Marika inspizierte dessen Inhalt mit prüfendem Blick.

„Richtet den Großen meinen aufrichtigen Dank aus. Möge der eine Gott über uns alle wachen", sprach sie, ehe sie den Sack wieder verschloss und dieser von Tante Lina in die Küche befördert wurde.

„Komm, lass uns Fuchsy wecken", drängte Salli ihn, doch Di beharrte darauf weiter beobachten und zuhören zu können.

Marika hatte sich derweil wieder den guten Männern zugewandt: „Eurem Verharren entnehme ich, dass ihr mir eines oder mehrere Anliegen der Großen zutragen möchtet?"

Der Blonde mit den verborgenen Händen sprach nun: „Wie schafft Ihr es nur immer wieder unsere Vorhaben zu durchschauen?"

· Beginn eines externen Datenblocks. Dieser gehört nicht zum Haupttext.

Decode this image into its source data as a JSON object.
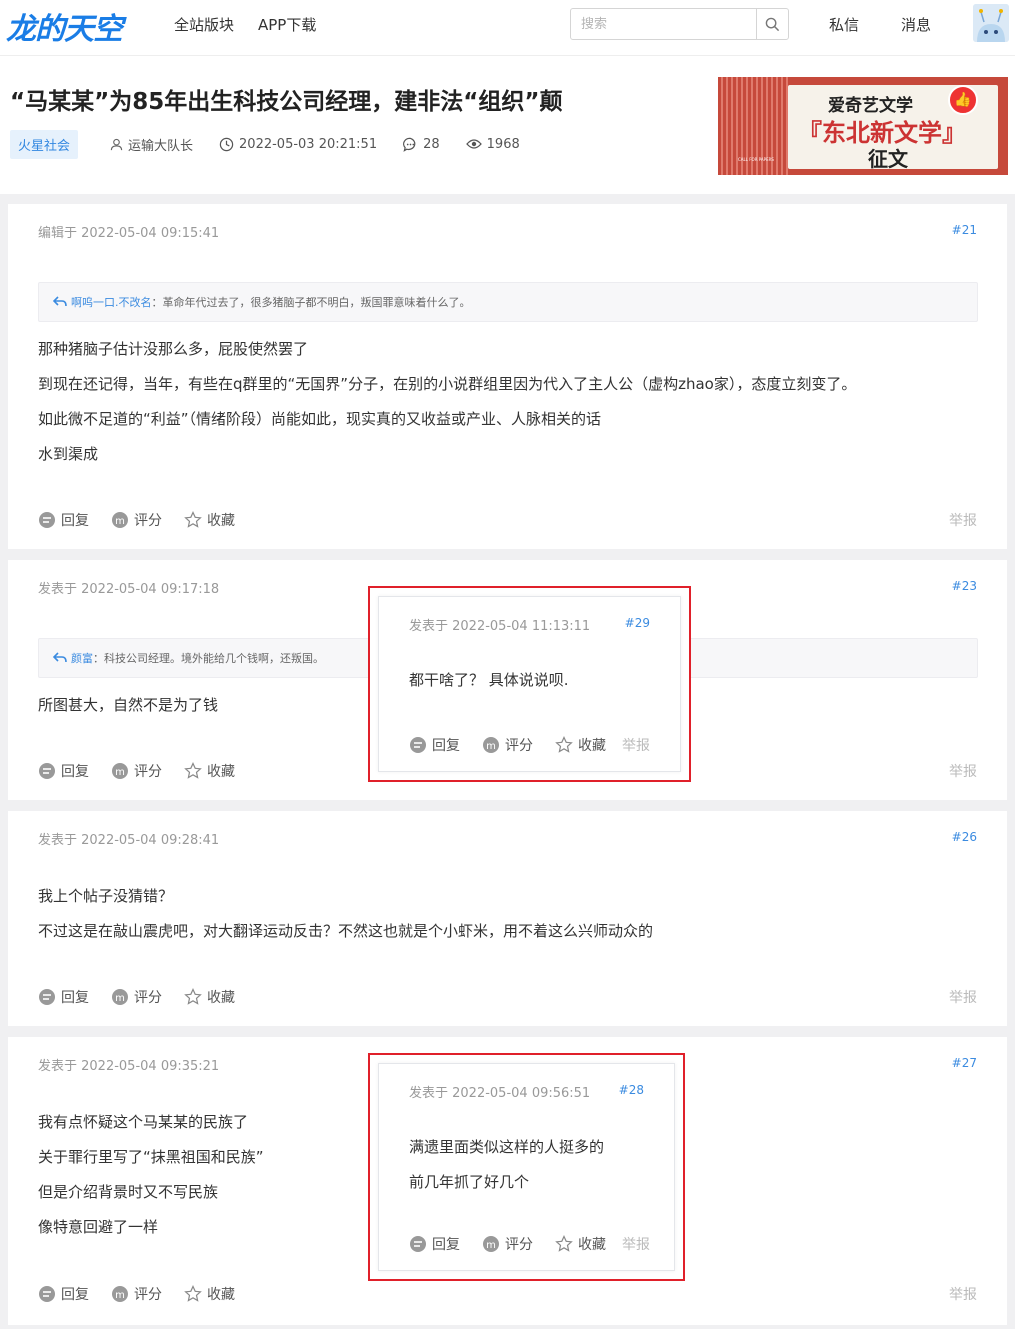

„Meine Augen mögen trüb sein, aber das Offensichtliche lässt sich schwer übersehen", antwortete sie mit leiser Stimme, was beide Männer zu einem breiten Grinsen verleitete.

„Auf Bitten unserer Großen halten wir Ausschau nach einem diebischen Kind, welches auf den Namen Dieke Brahmen hört. Zehn Jahre alt, schwarzes Haar. Ihr habt keinen solchen Jungen in Eurem Bestand?"

Blondschopf ließ seinen Blick erneut durch den ganzen Raum schweifen.

„Ich bin kein Viehhandel", antwortete Mutter Marika ihm freundlich, „demnach, habe ich auch keine Bestände, die ich euch aufzählen könnte."

„Ihr wisst, was ich meine."

„Das tue ich. Doch wie oft kommt es in unserer Welt zu Missverständnissen, nur weil wir nicht die richtigen Worte wählen, nicht richtig zuhören?"

„Kennt ihr den Jungen nun oder nicht?"

„Ich kenne den Jungen, den ihr sucht. Gewiss hat er uns schon mit seinen Besuchen beehrt. Nicht alle Kinder bleiben hier, wie ihr wisst. Einige suchen ihr eigenes Glück in den Straßen von Venuris."

Eine Antwort, die dem Blonden nicht gefiel.

„Ihr werdet uns benachrichtigen, sobald ihr etwas über seinen Verbleib wisst."

„Ich bin eine Dienerin des einen Gottes. Wenn die Großen nach diesem Jungen verlangen, werde ich mich ihrer Bitte nicht verschließen. Möge der eine Gott über Sie und euch wachen, so wie er auch über meine Kinder, meinen Frauen und mich wacht."

Di konnt es an der grimmig dreinschauenden Miene des Blonden ablesen, dass dieser keineswegs erfreut über die Aussage Marikas war. Dennoch deuteten beide eine leichte Verbeugung an und verschwanden wieder durch die grüne Türe.